Die Untersuchung zeigt eine deutliche Benachteiligung von Kindern aus einkommensschwachen Familien gegenüber denen aus Familien in gesicherten finanziellen Verhältnissen. Demnach machen drei Viertel (76 Prozent) der Kinder aus Hartz-IV-Familien noch nicht einmal eine Woche Urlaub im Jahr; bei Kindern in gesicherten Verhältnissen sind es nur 21 Prozent. 54 Prozent der armutsgefährdeten Kinder können demnach nicht mindestens einmal im Monat ins Kino, Theater oder Konzert gehen, 31 Prozent nicht mindestens einmal Freunde zum Essen einladen. 14 Prozent haben kein Internet. Zehn Prozent besitzen keine ausreichende Winterkleidung.
Armutsgefährdung in Deutschland
Wer in Deutschland allein mit weniger als 979 Euro netto im Monat auskommen muss, gilt nach der EU-Statistik als armutsgefährdet. Bei einer vierköpfigen Familie liegt die Grenze bei 2056 Euro im Monat. Nach dieser Rechnung sind 13 Millionen Menschen in der Bundesrepublik von Armut bedroht. Der Anteil an der Bevölkerung von rund 16 Prozent ist seit Jahren relativ stabil. Armutsforscher Hans-Ulrich Huster warnt jedoch: „Etwa die Hälfte davon hat keine Chance mehr, da raus zu kommen.“ Ulrich Schneider vom Paritätischen Wohlfahrtsverband ergänzt: „Wir haben immer mehr Erwerbstätige, aber trotzdem schützt dies nicht mehr vor Armut.“
Die Statistiker sprechen von „Armutsgefährdung“ oder einem „relativen Armutsrisiko“. Nach der Definition der EU-Statistik ist von Armut bedroht, wer von weniger als 60 Prozent des mittleren Einkommens der Bevölkerung seines Landes lebt. „Armut“ ist nach Ansicht des Armutsforschers Christian Arndt „ein Zeichen dafür, dass etwas Wesentliches zum Wohlergehen fehlt“. Dies betreffe aber nicht alle, die über ein Einkommen unterhalb der „Armutsrisikoschwelle“ verfügten. „So ist dies sicher nicht der Fall für einen Studierenden mit geringem Einkommen, kann aber sehr wohl für ein schwerwiegendes Problem für eine alleinstehende Rentnerin sein.“
Mit einer Armutsgefährdungsquote von 16,1 Prozent schneidet Deutschland 2013 um 0,6 Prozentpunkte besser ab als der Anteil aller EU-Länder zusammen. Allerdings fehlen für den exakten Mittelwert noch einige Zahlen, etwa die von Irland und Kroatien. Besonders hoch ist der Anteil der von Armut bedrohten Menschen in Griechenland (23,1 Prozent), Rumänien (22,4 Prozent) und Bulgarien (21,0 Prozent). Am niedrigsten ist das Armutsrisiko in der Tschechischen Republik (mit einem Anteil von 8,6 Prozent), Island (9,3 Prozent), den Niederlanden (10,4 Prozent) und Norwegen (10,9 Prozent).

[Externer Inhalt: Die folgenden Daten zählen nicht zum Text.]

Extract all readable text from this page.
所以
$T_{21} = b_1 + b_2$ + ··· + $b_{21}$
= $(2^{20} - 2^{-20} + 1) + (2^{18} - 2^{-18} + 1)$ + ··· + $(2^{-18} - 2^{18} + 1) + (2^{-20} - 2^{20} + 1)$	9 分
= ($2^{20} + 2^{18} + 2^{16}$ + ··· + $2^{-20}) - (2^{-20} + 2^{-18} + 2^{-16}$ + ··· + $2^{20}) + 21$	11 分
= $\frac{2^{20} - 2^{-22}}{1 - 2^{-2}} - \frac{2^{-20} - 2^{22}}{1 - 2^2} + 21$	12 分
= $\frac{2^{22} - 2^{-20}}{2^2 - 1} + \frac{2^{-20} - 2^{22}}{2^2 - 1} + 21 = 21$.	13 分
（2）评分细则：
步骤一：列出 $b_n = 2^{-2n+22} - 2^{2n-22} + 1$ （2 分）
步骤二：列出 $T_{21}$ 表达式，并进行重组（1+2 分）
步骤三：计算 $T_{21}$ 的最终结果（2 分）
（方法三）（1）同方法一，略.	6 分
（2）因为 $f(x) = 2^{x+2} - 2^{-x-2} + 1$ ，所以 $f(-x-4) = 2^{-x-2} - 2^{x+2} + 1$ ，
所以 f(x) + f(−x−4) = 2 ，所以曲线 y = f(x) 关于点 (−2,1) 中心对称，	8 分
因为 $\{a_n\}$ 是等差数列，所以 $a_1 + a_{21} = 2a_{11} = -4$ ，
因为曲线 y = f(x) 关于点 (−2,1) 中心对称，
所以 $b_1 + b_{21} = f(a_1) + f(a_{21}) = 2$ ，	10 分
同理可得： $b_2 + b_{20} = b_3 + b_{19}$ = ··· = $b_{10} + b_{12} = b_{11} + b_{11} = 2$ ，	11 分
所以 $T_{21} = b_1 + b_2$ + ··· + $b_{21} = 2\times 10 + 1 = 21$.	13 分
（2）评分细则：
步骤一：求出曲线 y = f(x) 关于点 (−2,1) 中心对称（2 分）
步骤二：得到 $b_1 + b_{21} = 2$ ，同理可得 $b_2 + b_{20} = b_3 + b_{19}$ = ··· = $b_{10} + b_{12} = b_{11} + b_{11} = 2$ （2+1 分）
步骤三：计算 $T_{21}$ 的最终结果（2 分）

„Armut ist immer noch weiblich“, sagt die Präsidentin des Sozialverbandes VdK, Ulrike Mascher. Frauen aller Altersgruppen sind stärker von Armut bedroht als Männer. Besonders betroffen sind Alleinerziehende und Frauen im Rentenalter. Und: Fast 70 Prozent der Arbeitslosen sind armutsgefährdet. Nach Einschätzung von Armutsforscher Hans-Ulrich Huster haben auch Menschen mit Migrationshintergrund und alleinlebende junge Leute unter 30 Jahren ein erhöhtes Risiko.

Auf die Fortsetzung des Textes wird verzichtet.